Hiç düşünmüyor, “Hazinesi tamtakır bir devlet.. Nasıl oluyor da, hazinesi para ile dolu ABD’den, Almanya’dan, İtalya’dan, Fransa’dan, İspanya’dan daha başarılı bir virüs mücadelesi yapabiliyor?”

O düşünmesin..

Görevini nasıl ifa ettiğini merak ediyorsa..

Dünkü o konuşmasını kimlerin haber yaptığını bir incelesin.

Ne kadar PKK hamisi internet sitesi var ise, hepsi manşete taşımışlar..

Ne kadar eşcinsel yanlısı gazete var ise, sitelerinde birinci haber yapmışlar..
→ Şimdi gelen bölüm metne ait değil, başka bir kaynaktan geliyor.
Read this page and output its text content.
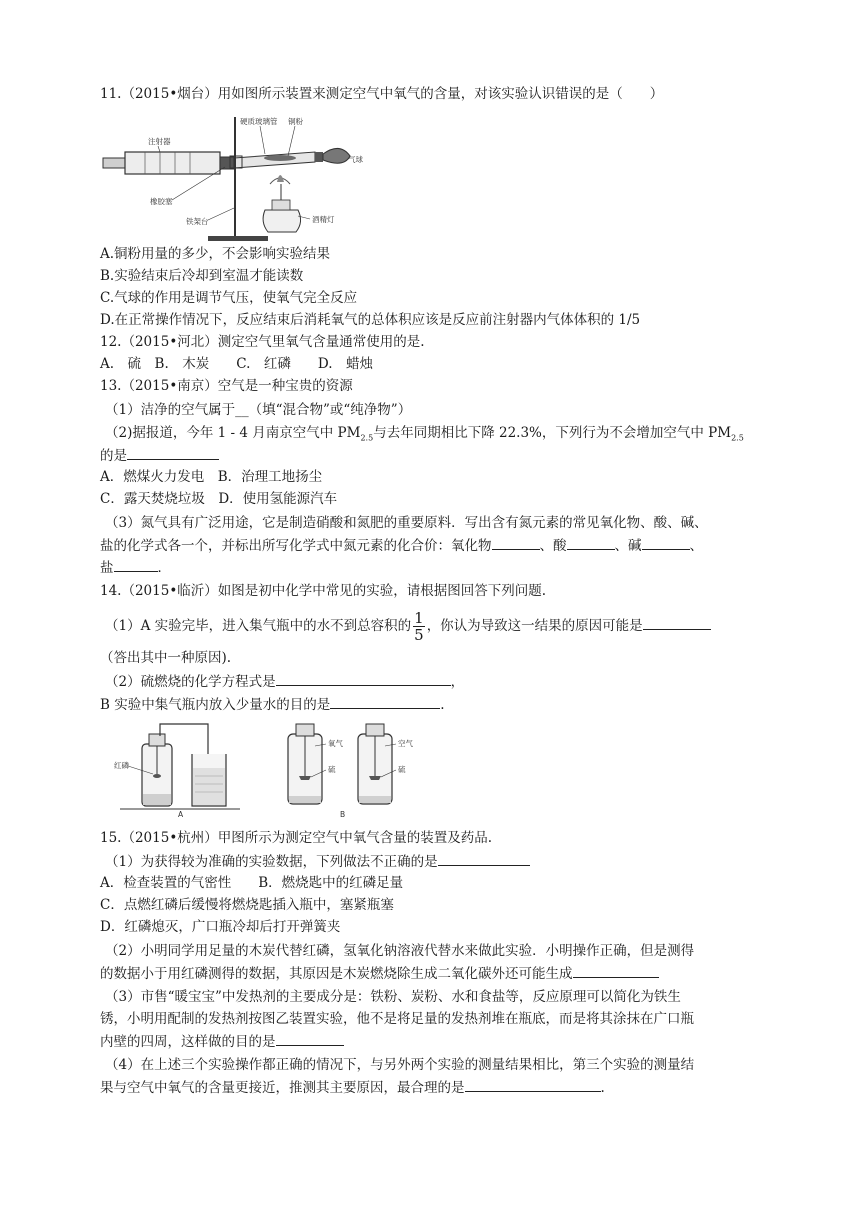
11.（2015•烟台）用如图所示装置来测定空气中氧气的含量，对该实验认识错误的是（　　）
注射器
硬质玻璃管 铜粉
气球
橡胶塞
铁架台	酒精灯
A.铜粉用量的多少，不会影响实验结果
B.实验结束后冷却到室温才能读数
C.气球的作用是调节气压，使氧气完全反应
D.在正常操作情况下，反应结束后消耗氧气的总体积应该是反应前注射器内气体体积的 1/5
12.（2015•河北）测定空气里氧气含量通常使用的是.
A.　硫　B.　木炭　　C.　红磷　　D.　蜡烛
13.（2015•南京）空气是一种宝贵的资源
（1）洁净的空气属于__（填“混合物”或“纯净物”）
（2)据报道，今年 1 - 4 月南京空气中 $PM_{2.5}$与去年同期相比下降 22.3%，下列行为不会增加空气中 $PM_{2.5}$
的是
A．燃煤火力发电　B．治理工地扬尘
C．露天焚烧垃圾　D．使用氢能源汽车
（3）氮气具有广泛用途，它是制造硝酸和氮肥的重要原料．写出含有氮元素的常见氧化物、酸、碱、
盐的化学式各一个，并标出所写化学式中氮元素的化合价：氧化物	、酸	、碱	、
盐	．
14.（2015•临沂）如图是初中化学中常见的实验，请根据图回答下列问题.
（1）A 实验完毕，进入集气瓶中的水不到总容积的 $\frac{1}{5}$ ，你认为导致这一结果的原因可能是
（答出其中一种原因).
（2）硫燃烧的化学方程式是	，
B 实验中集气瓶内放入少量水的目的是	.
红磷
A
氧气
硫
空气
硫
B
15.（2015•杭州）甲图所示为测定空气中氧气含量的装置及药品.
（1）为获得较为准确的实验数据，下列做法不正确的是
A．检查装置的气密性　　B．燃烧匙中的红磷足量
C．点燃红磷后缓慢将燃烧匙插入瓶中，塞紧瓶塞
D．红磷熄灭，广口瓶冷却后打开弹簧夹
（2）小明同学用足量的木炭代替红磷，氢氧化钠溶液代替水来做此实验．小明操作正确，但是测得
的数据小于用红磷测得的数据，其原因是木炭燃烧除生成二氧化碳外还可能生成
（3）市售“暖宝宝”中发热剂的主要成分是：铁粉、炭粉、水和食盐等，反应原理可以简化为铁生
锈，小明用配制的发热剂按图乙装置实验，他不是将足量的发热剂堆在瓶底，而是将其涂抹在广口瓶
内壁的四周，这样做的目的是
（4）在上述三个实验操作都正确的情况下，与另外两个实验的测量结果相比，第三个实验的测量结
果与空气中氧气的含量更接近，推测其主要原因，最合理的是	.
Ahlaksız hayatı Türk toplumuna dayatan ne kadar gay, homoseksüel sitesi var ise, Yavuz Ağıralioğlu’nu başlığa çıkartmışlar..

Vazifeni yaptın Yavuz Bey..

Eşcinsellerin sözcüsü oldun..

Onları memnun ettin..

Diyanet’e saydırdın..

Diyanet İşleri Başkanı’nın şahsında, tüm Müslümanlara hakaret eden, “Çağlar gerisinden kalan kafa” diyen Ankara Barosu’na bir çift laf edemeden bitirdiğin konuşmanla, İslam karşıtlarını sevindirdin..

PKK’lılara destek veren İzmir Barosu’nu sevindirdin..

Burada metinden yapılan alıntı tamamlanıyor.